One question--topping up. Is it better to top up with some cherry juice or some straight honey mead?


----------



## Arne (Jan 28, 2013)

I have made quite a bit of cherry wine and it comes out very nice. I have found it is best to pit the cherries which yours are probably pitted as they were canned. Just a hint, Arne.


----------



## btom2004 (Jan 28, 2013)

So it does taste good alone. Ok then I'll be making one gal cherry and one gal mead. Just to see what the big deal is with plain old honey wine dry and no backsweetening.


----------



## greyday (Feb 7, 2013)

So question: most of what I've read says not to ferment with primarily cherry juice, to do at least a 1:1 ratio with apple juice. Is there a reason for that?

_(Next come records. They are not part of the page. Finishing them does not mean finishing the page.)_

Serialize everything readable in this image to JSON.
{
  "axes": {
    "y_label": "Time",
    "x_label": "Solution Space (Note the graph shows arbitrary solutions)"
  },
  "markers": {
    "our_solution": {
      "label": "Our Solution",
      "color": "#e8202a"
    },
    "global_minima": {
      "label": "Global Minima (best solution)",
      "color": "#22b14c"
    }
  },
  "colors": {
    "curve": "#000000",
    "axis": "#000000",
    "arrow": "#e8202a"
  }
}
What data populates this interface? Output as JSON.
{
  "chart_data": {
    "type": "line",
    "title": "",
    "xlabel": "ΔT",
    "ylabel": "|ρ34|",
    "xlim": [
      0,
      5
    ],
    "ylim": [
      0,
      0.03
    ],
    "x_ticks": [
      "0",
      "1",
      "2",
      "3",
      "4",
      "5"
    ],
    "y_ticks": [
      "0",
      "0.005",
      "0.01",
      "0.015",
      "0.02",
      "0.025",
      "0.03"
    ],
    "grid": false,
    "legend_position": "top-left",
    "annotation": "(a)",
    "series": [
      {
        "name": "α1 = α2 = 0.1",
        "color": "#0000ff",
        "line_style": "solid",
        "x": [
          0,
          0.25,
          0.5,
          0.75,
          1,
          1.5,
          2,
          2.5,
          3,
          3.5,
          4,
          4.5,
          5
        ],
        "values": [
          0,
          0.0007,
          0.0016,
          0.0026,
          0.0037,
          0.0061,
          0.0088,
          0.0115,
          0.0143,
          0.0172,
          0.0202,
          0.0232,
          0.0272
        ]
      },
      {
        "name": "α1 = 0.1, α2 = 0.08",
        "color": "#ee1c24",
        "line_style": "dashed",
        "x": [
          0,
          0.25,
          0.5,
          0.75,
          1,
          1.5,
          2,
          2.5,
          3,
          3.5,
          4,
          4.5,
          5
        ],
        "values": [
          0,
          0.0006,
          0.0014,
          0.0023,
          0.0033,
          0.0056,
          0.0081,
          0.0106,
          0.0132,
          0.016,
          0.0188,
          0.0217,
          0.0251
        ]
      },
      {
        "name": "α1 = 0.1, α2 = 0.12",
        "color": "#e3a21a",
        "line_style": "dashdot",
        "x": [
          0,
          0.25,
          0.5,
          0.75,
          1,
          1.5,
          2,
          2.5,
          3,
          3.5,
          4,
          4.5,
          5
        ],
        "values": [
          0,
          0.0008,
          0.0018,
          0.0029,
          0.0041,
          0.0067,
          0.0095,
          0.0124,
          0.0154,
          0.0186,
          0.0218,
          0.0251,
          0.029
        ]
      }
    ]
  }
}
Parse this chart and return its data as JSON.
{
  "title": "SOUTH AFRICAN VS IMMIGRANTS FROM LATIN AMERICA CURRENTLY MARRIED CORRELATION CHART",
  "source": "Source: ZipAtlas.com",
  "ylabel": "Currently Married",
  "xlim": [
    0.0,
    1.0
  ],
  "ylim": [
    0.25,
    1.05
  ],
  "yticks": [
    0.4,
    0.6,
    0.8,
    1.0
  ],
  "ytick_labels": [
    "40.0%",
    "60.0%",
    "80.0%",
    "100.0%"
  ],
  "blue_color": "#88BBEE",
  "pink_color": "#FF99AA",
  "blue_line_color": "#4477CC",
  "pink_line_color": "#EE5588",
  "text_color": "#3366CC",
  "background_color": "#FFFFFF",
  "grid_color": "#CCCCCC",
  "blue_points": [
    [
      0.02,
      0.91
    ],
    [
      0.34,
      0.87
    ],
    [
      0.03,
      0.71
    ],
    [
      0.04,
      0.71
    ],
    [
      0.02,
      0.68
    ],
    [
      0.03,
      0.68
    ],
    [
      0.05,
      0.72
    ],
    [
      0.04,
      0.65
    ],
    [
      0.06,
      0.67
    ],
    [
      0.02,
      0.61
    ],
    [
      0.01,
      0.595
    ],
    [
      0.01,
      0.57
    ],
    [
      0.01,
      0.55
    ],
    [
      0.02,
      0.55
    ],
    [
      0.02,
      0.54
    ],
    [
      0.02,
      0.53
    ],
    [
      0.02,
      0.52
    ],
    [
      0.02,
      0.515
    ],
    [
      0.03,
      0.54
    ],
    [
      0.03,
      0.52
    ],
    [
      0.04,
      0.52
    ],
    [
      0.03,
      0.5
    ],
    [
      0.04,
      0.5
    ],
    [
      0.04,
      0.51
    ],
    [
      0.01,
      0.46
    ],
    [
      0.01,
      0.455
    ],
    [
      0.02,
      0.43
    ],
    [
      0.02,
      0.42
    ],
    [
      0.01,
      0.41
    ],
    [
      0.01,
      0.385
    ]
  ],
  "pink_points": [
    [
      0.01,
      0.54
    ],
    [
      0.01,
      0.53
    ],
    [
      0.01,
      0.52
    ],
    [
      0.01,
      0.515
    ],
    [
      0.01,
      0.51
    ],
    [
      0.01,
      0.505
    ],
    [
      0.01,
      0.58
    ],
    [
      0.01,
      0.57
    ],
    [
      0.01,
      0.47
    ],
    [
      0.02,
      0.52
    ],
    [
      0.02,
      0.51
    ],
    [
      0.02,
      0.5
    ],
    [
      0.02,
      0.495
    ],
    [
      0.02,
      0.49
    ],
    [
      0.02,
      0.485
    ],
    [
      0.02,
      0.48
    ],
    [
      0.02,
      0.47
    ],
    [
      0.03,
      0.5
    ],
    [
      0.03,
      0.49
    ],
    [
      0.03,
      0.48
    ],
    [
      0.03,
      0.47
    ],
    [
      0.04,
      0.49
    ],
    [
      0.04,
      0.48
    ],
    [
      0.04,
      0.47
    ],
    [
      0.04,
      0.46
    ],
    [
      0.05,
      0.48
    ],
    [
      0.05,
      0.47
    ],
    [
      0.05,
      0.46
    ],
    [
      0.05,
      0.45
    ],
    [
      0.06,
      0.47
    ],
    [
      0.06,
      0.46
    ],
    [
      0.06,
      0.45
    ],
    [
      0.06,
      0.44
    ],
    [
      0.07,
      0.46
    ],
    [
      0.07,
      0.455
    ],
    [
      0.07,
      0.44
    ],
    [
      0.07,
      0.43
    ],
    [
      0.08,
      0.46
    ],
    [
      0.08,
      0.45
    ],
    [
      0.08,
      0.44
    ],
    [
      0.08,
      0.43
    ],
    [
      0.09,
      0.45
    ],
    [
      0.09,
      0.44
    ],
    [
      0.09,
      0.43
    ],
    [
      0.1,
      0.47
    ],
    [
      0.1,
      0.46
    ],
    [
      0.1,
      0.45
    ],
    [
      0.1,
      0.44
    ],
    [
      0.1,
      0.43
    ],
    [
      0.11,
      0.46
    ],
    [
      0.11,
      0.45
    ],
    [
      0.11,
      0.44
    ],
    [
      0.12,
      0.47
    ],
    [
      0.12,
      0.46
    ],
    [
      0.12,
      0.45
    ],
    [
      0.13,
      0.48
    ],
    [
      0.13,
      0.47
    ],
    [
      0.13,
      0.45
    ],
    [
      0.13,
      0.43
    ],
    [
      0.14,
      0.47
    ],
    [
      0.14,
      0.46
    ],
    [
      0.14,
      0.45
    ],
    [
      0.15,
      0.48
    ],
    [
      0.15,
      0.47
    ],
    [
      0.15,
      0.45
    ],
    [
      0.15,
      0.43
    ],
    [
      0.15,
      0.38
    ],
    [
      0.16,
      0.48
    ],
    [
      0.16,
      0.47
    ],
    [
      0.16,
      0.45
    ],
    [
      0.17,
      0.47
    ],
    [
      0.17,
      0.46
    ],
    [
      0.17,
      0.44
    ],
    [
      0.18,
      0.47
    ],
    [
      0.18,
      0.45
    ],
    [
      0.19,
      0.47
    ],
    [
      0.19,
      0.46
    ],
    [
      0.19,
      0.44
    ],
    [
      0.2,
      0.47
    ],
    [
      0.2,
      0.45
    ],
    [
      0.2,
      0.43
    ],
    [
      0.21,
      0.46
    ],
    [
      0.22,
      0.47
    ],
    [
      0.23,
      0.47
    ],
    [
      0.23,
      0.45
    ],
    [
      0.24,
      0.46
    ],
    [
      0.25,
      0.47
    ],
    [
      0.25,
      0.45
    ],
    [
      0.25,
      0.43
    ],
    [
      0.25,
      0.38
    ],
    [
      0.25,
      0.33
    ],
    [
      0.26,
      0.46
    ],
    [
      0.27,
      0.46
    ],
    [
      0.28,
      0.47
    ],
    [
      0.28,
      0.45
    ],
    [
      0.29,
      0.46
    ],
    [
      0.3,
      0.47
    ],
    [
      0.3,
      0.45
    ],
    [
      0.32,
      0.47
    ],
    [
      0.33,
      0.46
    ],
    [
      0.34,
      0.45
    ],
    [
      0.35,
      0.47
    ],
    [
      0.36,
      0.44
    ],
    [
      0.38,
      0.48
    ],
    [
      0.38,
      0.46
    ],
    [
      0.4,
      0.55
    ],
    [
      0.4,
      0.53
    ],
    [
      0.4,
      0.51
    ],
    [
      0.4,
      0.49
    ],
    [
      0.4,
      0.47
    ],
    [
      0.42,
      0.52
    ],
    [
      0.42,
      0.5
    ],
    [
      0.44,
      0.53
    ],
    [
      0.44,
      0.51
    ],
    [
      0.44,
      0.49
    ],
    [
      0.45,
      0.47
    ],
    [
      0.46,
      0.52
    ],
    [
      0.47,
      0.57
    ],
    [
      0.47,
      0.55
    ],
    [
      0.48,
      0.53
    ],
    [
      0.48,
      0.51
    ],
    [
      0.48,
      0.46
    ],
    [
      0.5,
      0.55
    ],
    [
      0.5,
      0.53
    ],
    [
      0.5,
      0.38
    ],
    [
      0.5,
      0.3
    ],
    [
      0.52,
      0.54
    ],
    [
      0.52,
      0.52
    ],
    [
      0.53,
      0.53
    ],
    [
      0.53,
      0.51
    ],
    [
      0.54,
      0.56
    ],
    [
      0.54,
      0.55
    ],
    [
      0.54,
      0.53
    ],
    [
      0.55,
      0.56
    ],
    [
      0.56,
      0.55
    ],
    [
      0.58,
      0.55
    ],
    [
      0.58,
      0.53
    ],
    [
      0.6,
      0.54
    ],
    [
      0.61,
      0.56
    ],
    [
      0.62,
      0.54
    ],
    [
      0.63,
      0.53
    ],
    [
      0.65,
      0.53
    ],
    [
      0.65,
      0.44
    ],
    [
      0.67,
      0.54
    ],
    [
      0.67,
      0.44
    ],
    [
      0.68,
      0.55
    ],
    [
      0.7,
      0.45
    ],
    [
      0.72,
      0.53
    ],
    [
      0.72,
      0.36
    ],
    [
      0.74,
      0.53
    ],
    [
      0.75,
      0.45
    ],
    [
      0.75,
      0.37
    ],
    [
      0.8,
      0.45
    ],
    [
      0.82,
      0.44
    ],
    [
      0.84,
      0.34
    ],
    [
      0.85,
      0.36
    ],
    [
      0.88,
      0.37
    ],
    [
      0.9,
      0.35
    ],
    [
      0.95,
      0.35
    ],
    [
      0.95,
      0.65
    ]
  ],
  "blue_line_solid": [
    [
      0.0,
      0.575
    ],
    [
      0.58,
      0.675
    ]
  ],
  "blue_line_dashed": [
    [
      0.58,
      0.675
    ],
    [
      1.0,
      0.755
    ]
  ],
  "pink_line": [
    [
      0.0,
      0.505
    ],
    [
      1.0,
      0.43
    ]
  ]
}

My plan WAS to use all cherry juice and 1 can of cherries per 2 gallons, then on second rack (after clearing) racking onto another couple cans of cherries, then topping up with cherry juice on subsequent rackings. Decent plan? Or should I use apple juice to some degree in primary?


----------



## Arne (Feb 7, 2013)

Just went and checked my notes. 20 plus lb. pitted pie cherries. 5 gal. water. 12 lb. sugar, nutrient, pectic enzime, tannin and acid blend. It was started in 2 buckets, adding half to each by eyeball. One bucket started out at 1.112, the other at 1.070. After they fermented down to 1.010, racked to secondary. Still sitting in the secondary, but down to a 3 gal. carboy. The gremlins have been at work and with a bit of sugar, it is pretty tasty. It was started june 18, will sweeten and bottle shortly. Arne.


----------



## btom2004 (Feb 14, 2013)

I would just use cherry to keep it a cherry wine. You could always blend some with other wines later on.

@


mmadmikes1 said:


> The last cherry wine I made took quite a while to stop tasting like vicks cough syrup. after a year it was great.



I just sampled some of my cherry wine and it does taste like the above. I was hoping cherry would be a quick drinker. Dang that's another year before I get to drink any wine.


----------